Customized Tidal Power Conversion Devices
Brown University is developing a power conversion device to maximize power production and reduce costs to capture energy from flowing water in rivers and tidal basins. Conventional methods to harness energy from these water resources face a number of challenges, including the costs associated with developing customized turbine technology to a specific site. Additionally, sites with sufficient energy exist near coastal habitats which depend on the natural water flow to transport nutrients. Brown University’s tidal power conversion devices can continuously customize themselves by using an onboard computer and control software to respond to real-time measurements, which will increase tidal power conversion efficiency. Brown University’s technology will allow for inexpensive installation and software upgrades and optimized layout of tidal power generators to maximize power generation and mitigate environmental impacts.
Why it matters:
Renewable energy is critical to the world environmental and economic security. Today all over the world there is a drastic need for safe, clean, and cost-effective alternatives to coal and other fossil fuels. If successful, Brown University’s tidal power conversion device would reduce the costs of producing electricity from flowing water and reduce harmful emissions associated with energy production because there are no emissions associated with tidal power conversion.

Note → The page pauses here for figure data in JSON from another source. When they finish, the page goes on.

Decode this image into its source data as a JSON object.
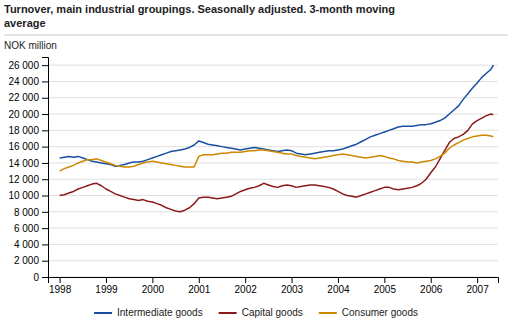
{
  "chart_data": {
    "type": "line",
    "title": "Turnover, main industrial groupings. Seasonally adjusted. 3-month moving\naverage",
    "y_label": "NOK million",
    "x": [
      1998.0,
      1998.1,
      1998.2,
      1998.3,
      1998.4,
      1998.5,
      1998.6,
      1998.7,
      1998.8,
      1998.9,
      1999.0,
      1999.1,
      1999.2,
      1999.3,
      1999.4,
      1999.5,
      1999.6,
      1999.7,
      1999.8,
      1999.9,
      2000.0,
      2000.1,
      2000.2,
      2000.3,
      2000.4,
      2000.5,
      2000.6,
      2000.7,
      2000.8,
      2000.9,
      2001.0,
      2001.1,
      2001.2,
      2001.3,
      2001.4,
      2001.5,
      2001.6,
      2001.7,
      2001.8,
      2001.9,
      2002.0,
      2002.1,
      2002.2,
      2002.3,
      2002.4,
      2002.5,
      2002.6,
      2002.7,
      2002.8,
      2002.9,
      2003.0,
      2003.1,
      2003.2,
      2003.3,
      2003.4,
      2003.5,
      2003.6,
      2003.7,
      2003.8,
      2003.9,
      2004.0,
      2004.1,
      2004.2,
      2004.3,
      2004.4,
      2004.5,
      2004.6,
      2004.7,
      2004.8,
      2004.9,
      2005.0,
      2005.1,
      2005.2,
      2005.3,
      2005.4,
      2005.5,
      2005.6,
      2005.7,
      2005.8,
      2005.9,
      2006.0,
      2006.1,
      2006.2,
      2006.3,
      2006.4,
      2006.5,
      2006.6,
      2006.7,
      2006.8,
      2006.9,
      2007.0,
      2007.1,
      2007.2,
      2007.3,
      2007.35
    ],
    "series": [
      {
        "name": "Intermediate goods",
        "color": "#1a4fa0",
        "values": [
          14600,
          14700,
          14800,
          14700,
          14800,
          14600,
          14400,
          14200,
          14100,
          14000,
          13900,
          13800,
          13600,
          13700,
          13800,
          14000,
          14100,
          14100,
          14200,
          14400,
          14600,
          14800,
          15000,
          15200,
          15400,
          15500,
          15600,
          15700,
          15900,
          16200,
          16700,
          16500,
          16300,
          16200,
          16100,
          16000,
          15900,
          15800,
          15700,
          15600,
          15700,
          15800,
          15900,
          15800,
          15700,
          15600,
          15500,
          15400,
          15500,
          15600,
          15500,
          15200,
          15100,
          15000,
          15100,
          15200,
          15300,
          15400,
          15500,
          15500,
          15600,
          15700,
          15900,
          16100,
          16300,
          16600,
          16900,
          17200,
          17400,
          17600,
          17800,
          18000,
          18200,
          18400,
          18500,
          18500,
          18500,
          18600,
          18700,
          18700,
          18800,
          19000,
          19200,
          19500,
          20000,
          20500,
          21000,
          21800,
          22500,
          23200,
          23800,
          24500,
          25000,
          25500,
          26000
        ]
      },
      {
        "name": "Capital goods",
        "color": "#8b1a1a",
        "values": [
          10000,
          10100,
          10300,
          10500,
          10800,
          11000,
          11200,
          11400,
          11500,
          11200,
          10800,
          10500,
          10200,
          10000,
          9800,
          9600,
          9500,
          9400,
          9500,
          9300,
          9200,
          9000,
          8800,
          8500,
          8300,
          8100,
          8000,
          8200,
          8500,
          9000,
          9700,
          9800,
          9800,
          9700,
          9600,
          9700,
          9800,
          9900,
          10200,
          10500,
          10700,
          10900,
          11000,
          11200,
          11500,
          11300,
          11100,
          11000,
          11200,
          11300,
          11200,
          11000,
          11100,
          11200,
          11300,
          11300,
          11200,
          11100,
          11000,
          10800,
          10500,
          10200,
          10000,
          9900,
          9800,
          10000,
          10200,
          10400,
          10600,
          10800,
          11000,
          11000,
          10800,
          10700,
          10800,
          10900,
          11000,
          11200,
          11500,
          12000,
          12800,
          13500,
          14500,
          15500,
          16500,
          17000,
          17200,
          17500,
          18000,
          18800,
          19200,
          19500,
          19800,
          20000,
          19900
        ]
      },
      {
        "name": "Consumer goods",
        "color": "#cc8800",
        "values": [
          13000,
          13300,
          13500,
          13700,
          14000,
          14200,
          14400,
          14400,
          14500,
          14300,
          14100,
          13900,
          13700,
          13600,
          13500,
          13500,
          13600,
          13800,
          14000,
          14100,
          14200,
          14100,
          14000,
          13900,
          13800,
          13700,
          13600,
          13500,
          13500,
          13500,
          14800,
          15000,
          15000,
          15000,
          15100,
          15200,
          15200,
          15300,
          15300,
          15300,
          15400,
          15500,
          15500,
          15600,
          15600,
          15500,
          15400,
          15300,
          15200,
          15100,
          15100,
          14900,
          14800,
          14700,
          14600,
          14500,
          14600,
          14700,
          14800,
          14900,
          15000,
          15100,
          15000,
          14900,
          14800,
          14700,
          14600,
          14700,
          14800,
          14900,
          14800,
          14600,
          14500,
          14300,
          14200,
          14100,
          14100,
          14000,
          14100,
          14200,
          14300,
          14500,
          14800,
          15200,
          15800,
          16200,
          16500,
          16800,
          17000,
          17200,
          17300,
          17400,
          17400,
          17300,
          17200
        ]
      }
    ],
    "xlim": [
      1997.75,
      2007.45
    ],
    "xticks": [
      1998,
      1999,
      2000,
      2001,
      2002,
      2003,
      2004,
      2005,
      2006,
      2007
    ],
    "ylim": [
      0,
      27000
    ],
    "yticks": [
      0,
      {
        "value": 2000,
        "label": "2 000"
      },
      {
        "value": 4000,
        "label": "4 000"
      },
      {
        "value": 6000,
        "label": "6 000"
      },
      {
        "value": 8000,
        "label": "8 000"
      },
      {
        "value": 10000,
        "label": "10 000"
      },
      {
        "value": 12000,
        "label": "12 000"
      },
      {
        "value": 14000,
        "label": "14 000"
      },
      {
        "value": 16000,
        "label": "16 000"
      },
      {
        "value": 18000,
        "label": "18 000"
      },
      {
        "value": 20000,
        "label": "20 000"
      },
      {
        "value": 22000,
        "label": "22 000"
      },
      {
        "value": 24000,
        "label": "24 000"
      },
      {
        "value": 26000,
        "label": "26 000"
      }
    ],
    "grid": true,
    "legend": "bottom"
  }
}
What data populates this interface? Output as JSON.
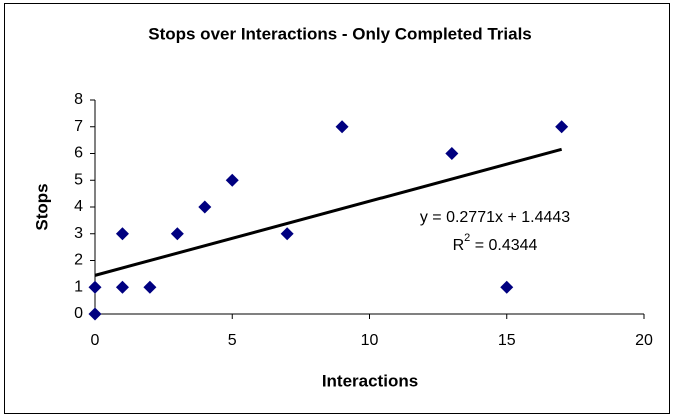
{
  "chart_data": {
    "type": "scatter",
    "title": "Stops over Interactions - Only Completed Trials",
    "x_label": "Interactions",
    "y_label": "Stops",
    "x": [
      0,
      0,
      1,
      1,
      2,
      3,
      4,
      5,
      7,
      9,
      13,
      15,
      17
    ],
    "values": [
      0,
      1,
      1,
      3,
      1,
      3,
      4,
      5,
      3,
      7,
      6,
      1,
      7
    ],
    "color": "#000080",
    "xlim": [
      0,
      20
    ],
    "xticks": [
      0,
      5,
      10,
      15,
      20
    ],
    "ylim": [
      0,
      8
    ],
    "yticks": [
      0,
      1,
      2,
      3,
      4,
      5,
      6,
      7,
      8
    ],
    "grid": false,
    "trendline": {
      "slope": 0.2771,
      "intercept": 1.4443,
      "color": "#000000",
      "equation": "y = 0.2771x + 1.4443",
      "r2_label": [
        "R",
        "2",
        " = 0.4344"
      ]
    }
  }
}
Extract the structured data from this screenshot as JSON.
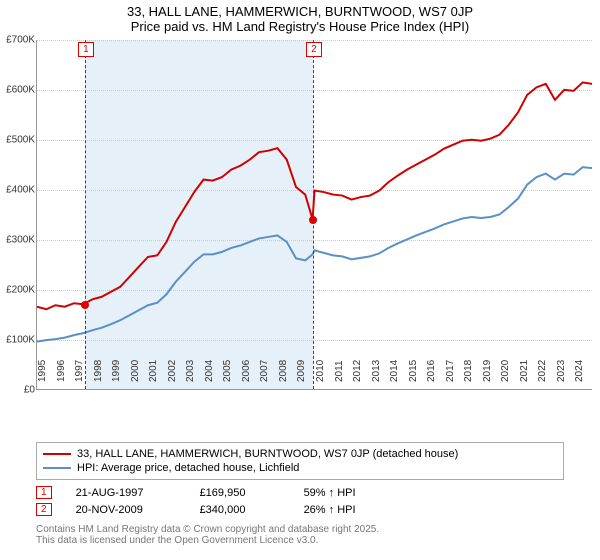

Universities are playing a crucial role in energy innovation process. Academic research, in which scientific and engineering labs are working together in such fields as biology, chemistry, physics, materials and computer science, is a principle source of new knowledge and breakthrough concepts that could fundamentally alter our energy system. At the same time, one of the biggest issues of academic research projects is how to implement their results in real-life solutions. Unfortunately, plenty of great scientific and technological ideas stay at the shelf once research projects have been completed.
Promising solutions, discovered in university laboratories can’t effectively address energy challenges unless and until they are successfully transferred to the market as commercial products and services. There are many pathways for spreading new knowledge that arises from academic research, including technology transfer to established companies through licensing, or creation of new firms through academic entrepreneurship. At the same time, commercialization of university research remains relatively successful and largely concentrated in just a handful of leading universities. Many of world-class universities are still not engaged at all in academic entrepreneurship and only few of them cooperate with business to a high level.
In order to maximize the number of transformative energy innovations, the technology transfer from universities to industry and business needs to become much more widespread. The current model of university technology transfer offices has to be improved to better encouraging entrepreneurship, helping researchers with product development, and assisting them in the search for industrial partners. To accelerate innovation and help deliver real-life solutions to pressing energy challenges, the role of university itself needs to be extended. A university in 21st century should not only be a hub of scientific knowledge, but also a bridge between research findings and real world impact.